No interactions on record
Explore head-to-head clinical comparisons of other medications in the same therapeutic classes.
Common clinical questions about DISULFIRAM vs ANEXSIA 7.5/650, answered by our medical review team.
DISULFIRAM is a Aldehyde Dehydrogenase Inhibitor that works by Disulfiram irreversibly inhibits aldehyde dehydrogenase, causing accumulation of acetaldehyde after alcohol ingestion, leading to aversive effects such as flushing, nausea, and hypotension.. ANEXSIA 7.5/650 is a Opioid Analgesic Combination that works by Hydrocodone is a mu-opioid receptor agonist that inhibits ascending pain pathways and alters pain perception; acetaminophen inhibits cyclooxygenase (COX) enzymes, primarily in the CNS, reducing prostaglandin synthesis and fever.. They differ in pharmacokinetic profiles, FDA-approved indications, and side effect profiles.
Potency comparisons between DISULFIRAM and ANEXSIA 7.5/650 depend on the specific clinical indication. These are agents from distinct pharmacological classes and are not directly interchangeable by dose. A physician or clinical pharmacist should guide any therapeutic switching decisions.

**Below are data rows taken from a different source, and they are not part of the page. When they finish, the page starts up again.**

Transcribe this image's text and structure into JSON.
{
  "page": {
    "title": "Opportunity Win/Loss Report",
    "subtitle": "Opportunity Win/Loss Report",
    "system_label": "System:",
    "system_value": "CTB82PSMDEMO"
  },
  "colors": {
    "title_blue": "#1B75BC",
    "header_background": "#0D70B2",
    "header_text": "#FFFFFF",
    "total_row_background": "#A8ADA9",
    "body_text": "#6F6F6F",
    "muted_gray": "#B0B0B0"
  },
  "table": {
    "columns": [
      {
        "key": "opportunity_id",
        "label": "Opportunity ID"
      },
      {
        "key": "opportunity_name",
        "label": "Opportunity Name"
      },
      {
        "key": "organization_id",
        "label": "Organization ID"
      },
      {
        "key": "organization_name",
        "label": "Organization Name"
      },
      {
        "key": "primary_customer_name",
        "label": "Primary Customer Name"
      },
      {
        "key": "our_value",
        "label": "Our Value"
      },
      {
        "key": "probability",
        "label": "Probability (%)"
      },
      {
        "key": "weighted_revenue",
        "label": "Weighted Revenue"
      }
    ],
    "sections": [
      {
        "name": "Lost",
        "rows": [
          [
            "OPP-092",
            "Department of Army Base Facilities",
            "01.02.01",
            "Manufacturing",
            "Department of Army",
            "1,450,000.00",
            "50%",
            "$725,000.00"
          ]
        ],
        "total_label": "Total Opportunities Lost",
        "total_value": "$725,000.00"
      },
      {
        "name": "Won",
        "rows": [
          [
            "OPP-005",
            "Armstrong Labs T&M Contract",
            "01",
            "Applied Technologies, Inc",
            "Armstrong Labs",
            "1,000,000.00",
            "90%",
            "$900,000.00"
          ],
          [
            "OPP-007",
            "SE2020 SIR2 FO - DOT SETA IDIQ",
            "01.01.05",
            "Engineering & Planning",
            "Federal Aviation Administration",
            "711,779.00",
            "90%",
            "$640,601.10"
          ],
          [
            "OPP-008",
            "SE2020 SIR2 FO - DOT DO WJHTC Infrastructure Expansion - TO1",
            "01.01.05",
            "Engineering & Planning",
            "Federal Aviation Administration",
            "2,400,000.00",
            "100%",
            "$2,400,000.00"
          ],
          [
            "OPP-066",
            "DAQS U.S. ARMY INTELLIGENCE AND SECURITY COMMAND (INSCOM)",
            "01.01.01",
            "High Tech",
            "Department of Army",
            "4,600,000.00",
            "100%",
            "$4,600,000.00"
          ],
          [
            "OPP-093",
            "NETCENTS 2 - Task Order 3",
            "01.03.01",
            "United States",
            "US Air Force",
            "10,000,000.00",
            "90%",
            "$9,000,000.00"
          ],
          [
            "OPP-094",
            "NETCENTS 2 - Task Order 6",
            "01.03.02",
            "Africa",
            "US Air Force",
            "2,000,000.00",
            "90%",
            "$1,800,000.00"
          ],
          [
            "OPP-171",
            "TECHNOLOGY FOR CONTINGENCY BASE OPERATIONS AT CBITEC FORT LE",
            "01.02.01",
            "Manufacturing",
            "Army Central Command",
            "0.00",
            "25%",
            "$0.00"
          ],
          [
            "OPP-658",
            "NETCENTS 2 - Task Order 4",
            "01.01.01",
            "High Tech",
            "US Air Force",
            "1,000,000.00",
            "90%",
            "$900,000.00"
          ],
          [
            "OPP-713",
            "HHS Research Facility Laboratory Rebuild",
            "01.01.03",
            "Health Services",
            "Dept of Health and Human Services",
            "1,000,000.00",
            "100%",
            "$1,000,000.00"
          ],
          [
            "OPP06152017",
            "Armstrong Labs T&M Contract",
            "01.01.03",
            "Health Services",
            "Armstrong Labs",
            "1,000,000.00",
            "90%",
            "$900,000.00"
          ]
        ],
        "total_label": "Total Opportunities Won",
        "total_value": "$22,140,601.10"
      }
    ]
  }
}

The standard adult dose of DISULFIRAM is: 250 mg orally once daily, increased to 500 mg orally once daily if needed; maintenance dose typically 250 mg per day (range 125-500 mg).. The standard adult dose of ANEXSIA 7.5/650 is: 1 tablet orally every 4 to 6 hours as needed; maximum 6 tablets per day.. Dosing should always be individualized based on indication, renal and hepatic function, age, and other patient factors.
No direct drug-drug interaction has been formally documented between DISULFIRAM and ANEXSIA 7.5/650 in current clinical databases. However, individual patient risk factors including other medications, organ function, and comorbidities should always be evaluated by a qualified healthcare provider.
The maternal-fetal safety profiles differ. DISULFIRAM is classified as Category C. Pregnancy Category C. First trimester: Limited human data; animal studies show embryotoxic effects at high doses. Avoid unless benefit outweighs risk. Second and third trimesters: . ANEXSIA 7.5/650 is classified as Category C. FDA Category C. First trimester: Possible increased risk of cardiac defects with oxycodone. Second/third trimester: Chronic use may lead to neonatal opioid withdrawal syndrome; no . Always consult a maternal-fetal medicine specialist before taking either drug during pregnancy or lactation.